To sketch this specific function, acknowledge the low y-intercept of 0.5, which pulls the starting point of the curve lower compared to the basic form. As x increases, you will see the curve gradually become steeper, growing towards positive infinity but never touching the x-axis. As x tends toward negative infinity, the curve flattens, getting closer to zero but not touching the x-axis. When sketching, it is useful to plot the y-intercept first, then draw the curve respecting these behaviors.

The y-intercept of a function is a critical point where the graph crosses the y-axis. It provides a reference for sketching the rest of the graph. For the function \(y = \frac{1}{2} e^x\), this occurs when \(x = 0\). Since the exponential term becomes \(e^0 = 1\), the calculation simplifies to \(y = \frac{1}{2} \times 1 = \frac{1}{2}\).

This means the graph crosses the y-axis at the point (0, 0.5). This point is a starting guide for drawing the curve, indicating that at \(x = 0\), the value of y will be 0.5. By plotting this point first, we establish a base reference for the ascending exponential curve that describes the function's shape in expected graphical behavior. Remember, the y-intercept helps to anchor the graph, adding clarity and orientation at its base starting line.

In graphing exponential functions, identifying horizontal asymptotes helps understand limits toward infinity. A horizontal asymptote is a horizontal line that a graph approaches but never actually reaches or crosses at extreme values of x.

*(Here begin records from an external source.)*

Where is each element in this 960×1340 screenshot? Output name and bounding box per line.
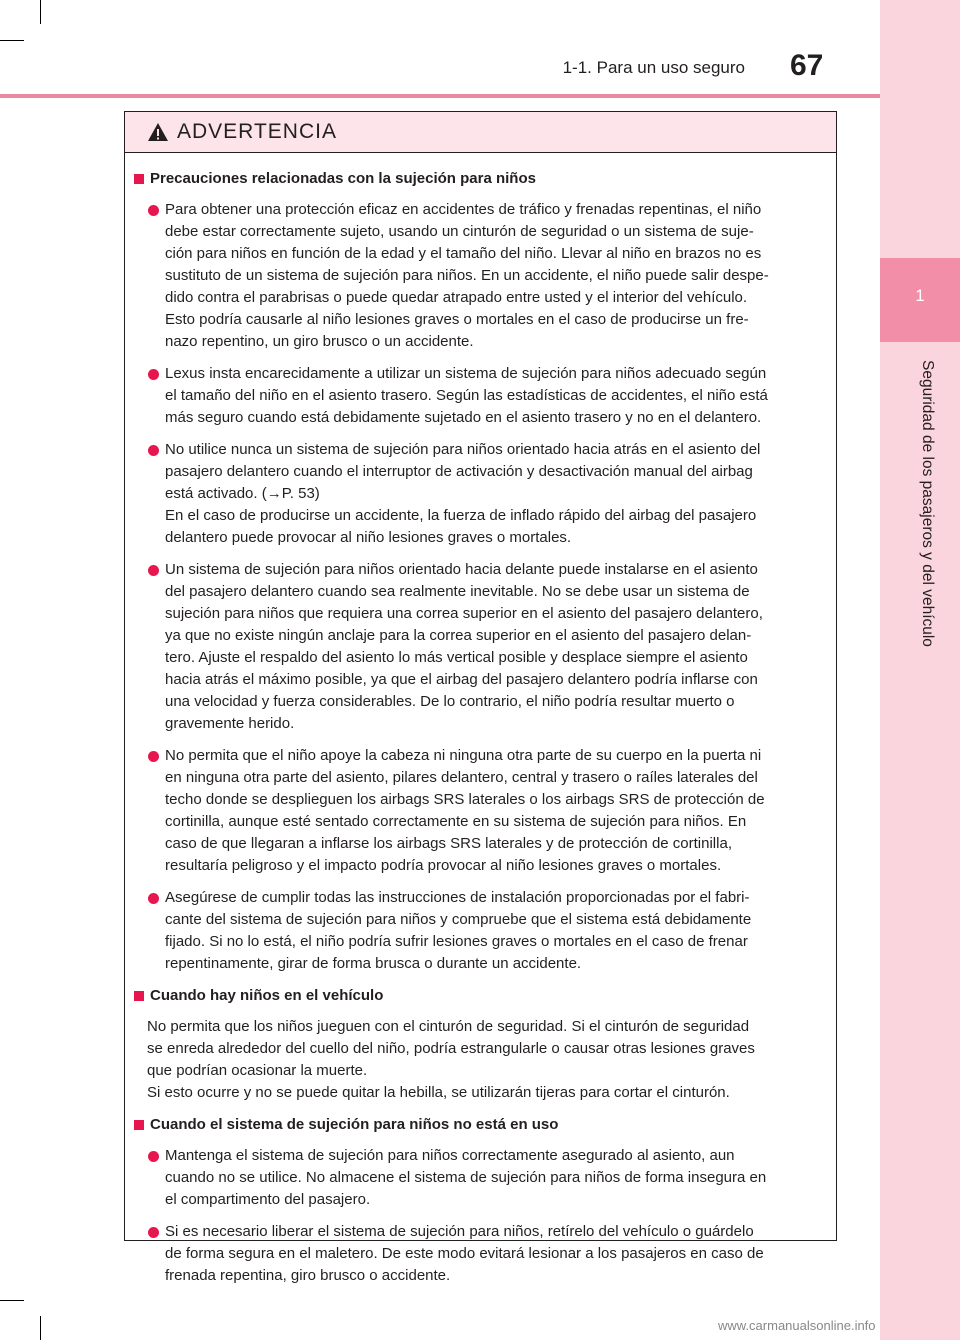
chapter-number: 1 <box>915 286 925 305</box>
crop-mark <box>40 0 41 24</box>
crop-mark <box>40 1316 41 1340</box>
red-square-marker <box>134 991 144 1001</box>
text-line: sustituto de un sistema de sujeción para niños. En un accidente, el niño puede salir despe- <box>165 267 769 284</box>
bullet-item <box>125 745 826 877</box>
text-line: Asegúrese de cumplir todas las instrucciones de instalación proporcionadas por el fabri- <box>165 889 750 906</box>
text-line: Si esto ocurre y no se puede quitar la hebilla, se utilizarán tijeras para cortar el cinturón. <box>147 1084 730 1101</box>
text-line: En el caso de producirse un accidente, la fuerza de inflado rápido del airbag del pasajero <box>165 507 757 524</box>
page-number: 67 <box>790 49 824 82</box>
section-heading-text: Precauciones relacionadas con la sujeción para niños <box>150 170 536 187</box>
text-line: se enreda alrededor del cuello del niño, podría estrangularle o causar otras lesiones graves <box>147 1040 755 1057</box>
watermark: www.carmanualsonline.info <box>718 1318 876 1333</box>
text-line: dido contra el parabrisas o puede quedar atrapado entre usted y el interior del vehículo. <box>165 289 748 306</box>
crop-mark <box>0 1300 24 1301</box>
text-line: ya que no existe ningún anclaje para la correa superior en el asiento del pasajero delan- <box>165 627 752 644</box>
text-line: el compartimento del pasajero. <box>165 1191 371 1208</box>
text-line: del pasajero delantero cuando sea realmente inevitable. No se debe usar un sistema de <box>165 583 750 600</box>
text-line: cortinilla, aunque esté sentado correctamente en su sistema de sujeción para niños. En <box>165 813 747 830</box>
text-line: nazo repentino, un giro brusco o un accidente. <box>165 333 474 350</box>
red-bullet-marker <box>148 445 159 456</box>
red-bullet-marker <box>148 565 159 576</box>
bullet-item <box>125 363 826 429</box>
text-line: el tamaño del niño en el asiento trasero. Según las estadísticas de accidentes, el niño está <box>165 387 768 404</box>
bullet-item <box>125 887 826 975</box>
text-line: de forma segura en el maletero. De este modo evitará lesionar a los pasajeros en caso de <box>165 1245 764 1262</box>
warning-box <box>124 111 837 1284</box>
red-bullet-marker <box>148 751 159 762</box>
text-line: una velocidad y fuerza considerables. De lo contrario, el niño podría resultar muerto o <box>165 693 735 710</box>
warning-body <box>125 153 836 1287</box>
text-line: No utilice nunca un sistema de sujeción para niños orientado hacia atrás en el asiento del <box>165 441 761 458</box>
text-line: techo donde se desplieguen los airbags SRS laterales o los airbags SRS de protección de <box>165 791 765 808</box>
section-heading <box>125 1114 826 1136</box>
text-line: ción para niños en función de la edad y el tamaño del niño. Llevar al niño en brazos no es <box>165 245 762 262</box>
text-line: Mantenga el sistema de sujeción para niños correctamente asegurado al asiento, aun <box>165 1147 735 1164</box>
text-line: frenada repentina, giro brusco o accidente. <box>165 1267 451 1284</box>
text-line: fijado. Si no lo está, el niño podría sufrir lesiones graves o mortales en el caso de frenar <box>165 933 748 950</box>
text-line: caso de que llegaran a inflarse los airbags SRS laterales y de protección de cortinilla, <box>165 835 732 852</box>
red-bullet-marker <box>148 1151 159 1162</box>
text-line: Un sistema de sujeción para niños orientado hacia delante puede instalarse en el asiento <box>165 561 758 578</box>
bullet-item <box>125 199 826 353</box>
text-line: No permita que el niño apoye la cabeza ni ninguna otra parte de su cuerpo en la puerta ni <box>165 747 762 764</box>
red-bullet-marker <box>148 1227 159 1238</box>
red-bullet-marker <box>148 893 159 904</box>
text-line: en ninguna otra parte del asiento, pilares delantero, central y trasero o raíles laterales del <box>165 769 758 786</box>
text-line: tero. Ajuste el respaldo del asiento lo más vertical posible y desplace siempre el asiento <box>165 649 748 666</box>
section-heading-text: Cuando hay niños en el vehículo <box>150 987 384 1004</box>
text-line: pasajero delantero cuando el interruptor de activación y desactivación manual del airbag <box>165 463 753 480</box>
text-line: cante del sistema de sujeción para niños y compruebe que el sistema está debidamente <box>165 911 752 928</box>
warning-triangle-icon <box>147 122 169 142</box>
text-line: hacia atrás el máximo posible, ya que el airbag del pasajero delantero podría inflarse con <box>165 671 758 688</box>
text-line: que podrían ocasionar la muerte. <box>147 1062 368 1079</box>
text-line: más seguro cuando está debidamente sujetado en el asiento trasero y no en el delantero. <box>165 409 762 426</box>
running-header-section: 1-1. Para un uso seguro <box>562 58 745 77</box>
red-bullet-marker <box>148 205 159 216</box>
text-line: Esto podría causarle al niño lesiones graves o mortales en el caso de producirse un fre- <box>165 311 749 328</box>
text-line: cuando no se utilice. No almacene el sistema de sujeción para niños de forma insegura en <box>165 1169 767 1186</box>
red-square-marker <box>134 1120 144 1130</box>
section-heading-text: Cuando el sistema de sujeción para niños no está en uso <box>150 1116 559 1133</box>
chapter-title: Seguridad de los pasajeros y del vehículo <box>919 360 936 647</box>
text-line: resultaría peligroso y el impacto podría provocar al niño lesiones graves o mortales. <box>165 857 722 874</box>
text-line: Lexus insta encarecidamente a utilizar un sistema de sujeción para niños adecuado según <box>165 365 767 382</box>
bullet-item <box>125 559 826 735</box>
bullet-item <box>125 1221 826 1287</box>
paragraph <box>125 1016 826 1104</box>
text-line: repentinamente, girar de forma brusca o durante un accidente. <box>165 955 582 972</box>
red-bullet-marker <box>148 369 159 380</box>
text-line: delantero puede provocar al niño lesiones graves o mortales. <box>165 529 572 546</box>
warning-title: ADVERTENCIA <box>177 120 337 143</box>
text-line: debe estar correctamente sujeto, usando un cinturón de seguridad o un sistema de suje- <box>165 223 754 240</box>
header-rule <box>0 94 880 98</box>
bullet-item <box>125 1145 826 1211</box>
section-heading <box>125 168 826 190</box>
text-line: No permita que los niños jueguen con el cinturón de seguridad. Si el cinturón de seguridad <box>147 1018 750 1035</box>
text-line: gravemente herido. <box>165 715 295 732</box>
red-square-marker <box>134 174 144 184</box>
section-heading <box>125 985 826 1007</box>
text-line: Para obtener una protección eficaz en accidentes de tráfico y frenadas repentinas, el niño <box>165 201 762 218</box>
text-line: Si es necesario liberar el sistema de sujeción para niños, retírelo del vehículo o guárdelo <box>165 1223 754 1240</box>
text-line: está activado. (→P. 53) <box>165 485 320 502</box>
crop-mark <box>0 40 24 41</box>
bullet-item <box>125 439 826 549</box>
warning-header <box>125 112 836 153</box>
text-line: sujeción para niños que requiera una correa superior en el asiento del pasajero delantero, <box>165 605 763 622</box>
chapter-side-tab <box>880 0 960 1340</box>
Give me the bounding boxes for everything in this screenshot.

Here, for the function \(y = \frac{1}{2}e^{x}\), the horizontal asymptote is the x-axis, or \(y = 0\).

As x becomes very large positively (approaching positive infinity), the graph shoots upwards, distancing itself from the asymptote. When x becomes very negative (approaching negative infinity), the value of \(y\) in \(e^x\) gets closer to 0, making \(y = \frac{1}{2}\times 0 = 0\). Hence, the graph approaches the x-axis.

• This illustrates that no matter how large or small x becomes, the graph of the function will get infinitely close to the x-axis without ever touching it.
• The x-axis being the asymptote provides a boundary line, guiding the behavior of the function at extremes and ensuring continuity in how the graph is drawn.

Understanding horizontal asymptotes enhances comprehension of the function's end behavior and frames how the graph intersects with other components like y-intercepts and curve shape.